To complete my own collection, I knew I needed the complete 12-volume collection “The History of Middle Earth”. This consists of the following books:

 1. The Book of Lost Tales 1 (1983)
2. The Book of Lost Tales 2 (1984)
3. The Lays of Beleriand (1985)
4. The Shaping of Middle-earth (1986)
5. The Lost Road and Other Writings (1987)
6. The Return of the Shadow (The History of The Lord of the Rings v.1) (1988)
7. The Treason of Isengard (The History of The Lord of the Rings v.2) (1989)
8. The War of the Ring (The History of The Lord of the Rings v.3) (1990)
9. Sauron Defeated (includes The History of The Lord of the Rings v.4) (1992)
10. Morgoth’s Ring (The Later Silmarillion v.1) (1993)
11. The War of the Jewels (The Later Silmarillion v.2) (1994)
12. The Peoples of Middle-earth (1996)


The History of Middle-earth: Index (2002).

There are fewer versions of this to choose from, and amongst those for sale, are the wonderful 3-volume collectors edition tomes, but more or less unaffordable, at around 500 pounds each.

I went for basically the same 3 books, but the non-collectors edition versions of the same publication.

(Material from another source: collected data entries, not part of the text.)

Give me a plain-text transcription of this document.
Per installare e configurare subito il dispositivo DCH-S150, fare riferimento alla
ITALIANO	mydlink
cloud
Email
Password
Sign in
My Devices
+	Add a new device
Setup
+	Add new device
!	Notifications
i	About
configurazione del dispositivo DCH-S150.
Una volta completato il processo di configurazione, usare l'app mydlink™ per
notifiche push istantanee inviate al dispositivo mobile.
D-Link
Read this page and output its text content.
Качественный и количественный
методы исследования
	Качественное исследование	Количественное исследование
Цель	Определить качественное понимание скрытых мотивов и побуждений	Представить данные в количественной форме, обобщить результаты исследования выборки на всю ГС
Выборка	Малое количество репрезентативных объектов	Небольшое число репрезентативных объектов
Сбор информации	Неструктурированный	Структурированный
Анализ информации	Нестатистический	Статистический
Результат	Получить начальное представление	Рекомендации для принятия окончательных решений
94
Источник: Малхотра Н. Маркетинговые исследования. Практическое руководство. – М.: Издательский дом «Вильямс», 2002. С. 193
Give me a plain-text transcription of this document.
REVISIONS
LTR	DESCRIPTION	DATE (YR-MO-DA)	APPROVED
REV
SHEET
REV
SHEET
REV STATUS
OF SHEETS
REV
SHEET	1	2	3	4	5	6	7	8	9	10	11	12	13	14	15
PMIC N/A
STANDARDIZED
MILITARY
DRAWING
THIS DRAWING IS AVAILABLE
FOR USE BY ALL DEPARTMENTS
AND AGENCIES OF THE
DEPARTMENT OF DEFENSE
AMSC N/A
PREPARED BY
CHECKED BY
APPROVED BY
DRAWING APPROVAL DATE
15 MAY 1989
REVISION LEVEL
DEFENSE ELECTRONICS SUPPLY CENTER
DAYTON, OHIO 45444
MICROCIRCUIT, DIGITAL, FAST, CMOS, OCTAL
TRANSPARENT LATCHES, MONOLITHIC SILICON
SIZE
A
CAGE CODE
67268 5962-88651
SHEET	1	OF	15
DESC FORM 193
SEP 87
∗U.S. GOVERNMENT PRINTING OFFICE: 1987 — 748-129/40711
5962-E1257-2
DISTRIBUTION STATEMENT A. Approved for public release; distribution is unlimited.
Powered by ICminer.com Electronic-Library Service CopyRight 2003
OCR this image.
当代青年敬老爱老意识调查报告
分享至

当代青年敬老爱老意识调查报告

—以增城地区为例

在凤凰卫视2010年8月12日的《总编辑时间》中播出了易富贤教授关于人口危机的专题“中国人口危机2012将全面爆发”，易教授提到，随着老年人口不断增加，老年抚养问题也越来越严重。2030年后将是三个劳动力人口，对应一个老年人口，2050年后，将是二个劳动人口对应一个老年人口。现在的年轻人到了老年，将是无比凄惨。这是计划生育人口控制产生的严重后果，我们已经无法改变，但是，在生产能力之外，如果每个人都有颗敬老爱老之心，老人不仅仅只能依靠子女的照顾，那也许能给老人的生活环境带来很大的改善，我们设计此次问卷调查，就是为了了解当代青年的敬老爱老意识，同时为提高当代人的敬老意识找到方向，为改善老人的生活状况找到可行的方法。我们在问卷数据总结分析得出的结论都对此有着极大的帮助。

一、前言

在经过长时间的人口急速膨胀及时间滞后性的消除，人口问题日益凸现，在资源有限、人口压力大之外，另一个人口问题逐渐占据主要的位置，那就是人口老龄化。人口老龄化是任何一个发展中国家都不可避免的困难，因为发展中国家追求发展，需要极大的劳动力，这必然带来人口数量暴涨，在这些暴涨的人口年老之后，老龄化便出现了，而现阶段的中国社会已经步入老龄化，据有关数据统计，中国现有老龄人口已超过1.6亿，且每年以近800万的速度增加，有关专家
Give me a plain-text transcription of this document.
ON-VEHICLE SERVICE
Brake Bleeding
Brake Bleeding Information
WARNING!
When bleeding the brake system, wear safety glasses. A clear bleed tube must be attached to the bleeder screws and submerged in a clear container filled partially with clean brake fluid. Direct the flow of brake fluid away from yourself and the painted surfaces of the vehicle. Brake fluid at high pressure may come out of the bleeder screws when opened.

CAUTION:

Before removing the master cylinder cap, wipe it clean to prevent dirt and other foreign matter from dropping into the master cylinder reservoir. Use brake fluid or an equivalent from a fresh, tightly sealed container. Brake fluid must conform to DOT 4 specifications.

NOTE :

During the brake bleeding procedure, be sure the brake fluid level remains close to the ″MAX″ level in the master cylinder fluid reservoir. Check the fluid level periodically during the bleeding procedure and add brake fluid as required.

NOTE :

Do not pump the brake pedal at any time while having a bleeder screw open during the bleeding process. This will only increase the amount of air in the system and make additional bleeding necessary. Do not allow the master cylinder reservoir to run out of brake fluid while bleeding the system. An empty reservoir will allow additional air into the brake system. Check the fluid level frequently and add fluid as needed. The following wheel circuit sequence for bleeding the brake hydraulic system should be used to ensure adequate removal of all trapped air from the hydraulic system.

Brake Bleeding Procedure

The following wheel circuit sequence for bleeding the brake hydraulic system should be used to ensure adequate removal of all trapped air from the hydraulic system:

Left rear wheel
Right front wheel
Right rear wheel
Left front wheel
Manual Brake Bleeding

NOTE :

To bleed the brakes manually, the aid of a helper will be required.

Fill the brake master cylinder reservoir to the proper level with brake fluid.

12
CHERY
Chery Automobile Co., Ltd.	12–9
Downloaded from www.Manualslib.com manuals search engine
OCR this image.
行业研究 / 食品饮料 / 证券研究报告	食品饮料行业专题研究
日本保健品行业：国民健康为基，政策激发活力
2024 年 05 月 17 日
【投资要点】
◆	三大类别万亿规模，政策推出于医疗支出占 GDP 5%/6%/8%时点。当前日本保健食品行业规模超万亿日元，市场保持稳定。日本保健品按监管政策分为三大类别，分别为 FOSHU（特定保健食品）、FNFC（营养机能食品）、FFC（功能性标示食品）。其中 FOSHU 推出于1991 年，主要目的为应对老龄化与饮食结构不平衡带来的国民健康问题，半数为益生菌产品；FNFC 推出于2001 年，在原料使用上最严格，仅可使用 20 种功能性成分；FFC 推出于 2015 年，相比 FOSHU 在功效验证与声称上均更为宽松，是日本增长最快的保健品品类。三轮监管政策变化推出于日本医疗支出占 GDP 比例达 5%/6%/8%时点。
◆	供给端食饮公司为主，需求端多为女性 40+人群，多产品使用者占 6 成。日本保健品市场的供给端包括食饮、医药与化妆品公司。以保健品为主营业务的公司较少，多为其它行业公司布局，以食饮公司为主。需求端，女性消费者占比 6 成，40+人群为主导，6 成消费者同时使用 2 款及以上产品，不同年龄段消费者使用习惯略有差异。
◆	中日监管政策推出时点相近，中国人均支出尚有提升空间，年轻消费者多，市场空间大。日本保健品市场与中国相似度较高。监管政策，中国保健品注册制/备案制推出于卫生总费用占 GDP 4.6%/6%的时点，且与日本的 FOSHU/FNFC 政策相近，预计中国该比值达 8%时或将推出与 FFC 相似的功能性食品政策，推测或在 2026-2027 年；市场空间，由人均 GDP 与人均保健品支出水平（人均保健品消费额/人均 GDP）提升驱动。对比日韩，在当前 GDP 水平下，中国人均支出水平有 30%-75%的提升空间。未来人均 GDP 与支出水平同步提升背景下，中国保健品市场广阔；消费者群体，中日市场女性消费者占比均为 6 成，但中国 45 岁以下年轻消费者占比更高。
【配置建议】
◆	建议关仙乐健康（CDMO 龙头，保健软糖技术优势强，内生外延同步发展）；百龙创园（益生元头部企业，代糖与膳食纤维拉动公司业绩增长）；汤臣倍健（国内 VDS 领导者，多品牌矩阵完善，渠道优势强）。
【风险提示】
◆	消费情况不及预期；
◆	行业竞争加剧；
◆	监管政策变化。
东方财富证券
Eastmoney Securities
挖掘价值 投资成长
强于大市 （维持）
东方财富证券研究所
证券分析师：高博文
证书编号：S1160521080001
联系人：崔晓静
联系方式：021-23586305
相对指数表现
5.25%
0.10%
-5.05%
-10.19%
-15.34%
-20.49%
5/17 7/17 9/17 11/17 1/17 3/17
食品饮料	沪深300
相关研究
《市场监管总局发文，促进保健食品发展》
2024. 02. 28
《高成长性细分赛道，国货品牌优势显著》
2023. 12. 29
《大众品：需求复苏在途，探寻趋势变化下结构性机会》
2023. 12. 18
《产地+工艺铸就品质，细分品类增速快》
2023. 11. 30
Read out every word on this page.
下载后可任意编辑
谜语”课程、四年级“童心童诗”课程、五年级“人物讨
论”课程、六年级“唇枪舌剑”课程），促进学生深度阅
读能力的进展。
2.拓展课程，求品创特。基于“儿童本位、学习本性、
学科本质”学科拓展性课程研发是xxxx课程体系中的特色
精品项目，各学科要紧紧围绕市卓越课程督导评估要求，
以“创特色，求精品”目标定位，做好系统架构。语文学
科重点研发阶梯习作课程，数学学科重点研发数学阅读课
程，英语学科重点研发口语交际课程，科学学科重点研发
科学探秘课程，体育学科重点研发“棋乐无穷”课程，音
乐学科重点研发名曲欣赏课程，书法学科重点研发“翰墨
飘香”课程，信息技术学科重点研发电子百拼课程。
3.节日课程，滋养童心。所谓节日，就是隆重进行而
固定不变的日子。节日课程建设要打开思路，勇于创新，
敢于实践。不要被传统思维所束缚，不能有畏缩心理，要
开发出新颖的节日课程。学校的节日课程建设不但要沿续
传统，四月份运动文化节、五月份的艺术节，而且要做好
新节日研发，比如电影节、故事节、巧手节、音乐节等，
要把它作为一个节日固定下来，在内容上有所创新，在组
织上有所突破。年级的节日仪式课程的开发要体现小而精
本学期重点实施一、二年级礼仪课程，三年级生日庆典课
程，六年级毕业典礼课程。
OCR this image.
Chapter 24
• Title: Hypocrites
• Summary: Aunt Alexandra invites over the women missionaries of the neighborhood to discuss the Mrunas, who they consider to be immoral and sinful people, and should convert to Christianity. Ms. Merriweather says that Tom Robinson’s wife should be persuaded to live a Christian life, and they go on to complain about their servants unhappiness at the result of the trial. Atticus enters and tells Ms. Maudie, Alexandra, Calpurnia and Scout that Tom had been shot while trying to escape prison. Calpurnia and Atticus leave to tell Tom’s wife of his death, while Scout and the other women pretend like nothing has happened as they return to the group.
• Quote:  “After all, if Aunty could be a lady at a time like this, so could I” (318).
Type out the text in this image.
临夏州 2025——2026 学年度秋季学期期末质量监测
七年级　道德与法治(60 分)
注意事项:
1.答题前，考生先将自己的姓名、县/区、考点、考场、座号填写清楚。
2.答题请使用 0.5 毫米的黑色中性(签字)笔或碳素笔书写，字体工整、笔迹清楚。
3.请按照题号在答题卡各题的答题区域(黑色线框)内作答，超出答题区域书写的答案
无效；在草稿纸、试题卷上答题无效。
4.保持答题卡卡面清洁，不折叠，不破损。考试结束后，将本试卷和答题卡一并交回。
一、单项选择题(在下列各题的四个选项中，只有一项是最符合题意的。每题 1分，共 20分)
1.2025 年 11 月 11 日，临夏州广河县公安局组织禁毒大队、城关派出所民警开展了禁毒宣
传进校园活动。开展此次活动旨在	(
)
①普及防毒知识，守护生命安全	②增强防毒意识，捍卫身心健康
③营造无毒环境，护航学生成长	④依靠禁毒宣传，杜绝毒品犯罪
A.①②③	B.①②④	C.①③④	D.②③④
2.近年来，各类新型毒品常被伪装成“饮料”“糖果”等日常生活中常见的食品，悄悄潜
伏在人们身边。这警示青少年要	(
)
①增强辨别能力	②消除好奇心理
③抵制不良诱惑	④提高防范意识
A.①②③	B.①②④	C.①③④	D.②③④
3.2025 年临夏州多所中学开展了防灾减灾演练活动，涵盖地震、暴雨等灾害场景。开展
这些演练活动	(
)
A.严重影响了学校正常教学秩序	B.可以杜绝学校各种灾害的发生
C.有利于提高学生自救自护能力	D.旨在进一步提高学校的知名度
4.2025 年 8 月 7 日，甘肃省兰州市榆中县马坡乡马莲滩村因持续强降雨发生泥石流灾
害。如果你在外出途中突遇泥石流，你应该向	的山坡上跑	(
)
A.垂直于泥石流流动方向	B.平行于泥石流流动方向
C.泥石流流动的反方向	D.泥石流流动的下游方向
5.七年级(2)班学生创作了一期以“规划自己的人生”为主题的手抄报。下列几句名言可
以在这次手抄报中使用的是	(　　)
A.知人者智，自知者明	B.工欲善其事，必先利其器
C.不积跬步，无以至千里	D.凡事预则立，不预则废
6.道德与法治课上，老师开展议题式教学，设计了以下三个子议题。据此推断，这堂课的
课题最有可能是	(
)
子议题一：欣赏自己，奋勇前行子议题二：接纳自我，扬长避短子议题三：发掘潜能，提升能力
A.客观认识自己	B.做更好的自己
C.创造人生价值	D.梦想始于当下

The Complete History of Middle-Earth : Part 1 

The Complete History of Middle-Earth: Part1
Contains the first 5 volumes


The Complete History of Middle-Earth: Part 2

The Complete History of Middle-Earth: Part 2
Contains the volumes 6 though 9

The Complete History of Middle-Earth: Pt. 3

The Complete History of Middle-Earth: Part 3
Contains the volumes 10 to 12

Not included in this set (i believe) is the Index to the books released in 2002

The History of Middle-earth: Index

The History of Middle Earth: Index

To round of the collection, I wanted a good color atlas of all the Middle-earth maps. Again there are several to choose from, I went with the 2002 Houghton Mifflin revised addition by Karen Fonstad. I would have preferred the hardcover edition, but it doesn’t appear to be available.

The Atlas of Middle Earth

The Atlas of Middle-Earth (paperback)

And finally, from a lore-perspective, one should have the The Unfinished Tales.

“a collection of stories and essays by J. R. R. Tolkien that were never completed during his lifetime, but were edited by his son Christopher Tolkien and published in 1980.”

Unfinished Tales of Numenor and Middle-Earth

Unfinished Tales of Numenor and Middle-Earth (Paperback)

I ordered this paperback version because its contains the nicest cover.


Sometime in the future, I shall need to buy my own, proper, hardcover versions of the Lord of the Rings, the Silmarillion and the Children of Hurin. I don’t yet know which version I shall get of those. I love the illustrated versions and anything with Alan Lee is pretty much a done deal for me. However, I may one day fork up the $dollar required for this limited edition box set, if it is still available at the time.


#CLP0006 – The J.R.R. Tolkien Deluxe Edition Collection: The Children of Hurin, The Silmarillion, The Hobbit and The Lord of the Rings – € 400,-

If I want to get that one, I will have to do it in the next year or sooner, as its a 500 volume run only, and I am surprised they are still selling it.

So, I hope with these purchases to have erased my shame in not having familiarized myself with Tolkien long ago 😉
I can, once I have actually read the stuff, and read it again, walk proudly amongst my fellow geek and share the occasional inside quote.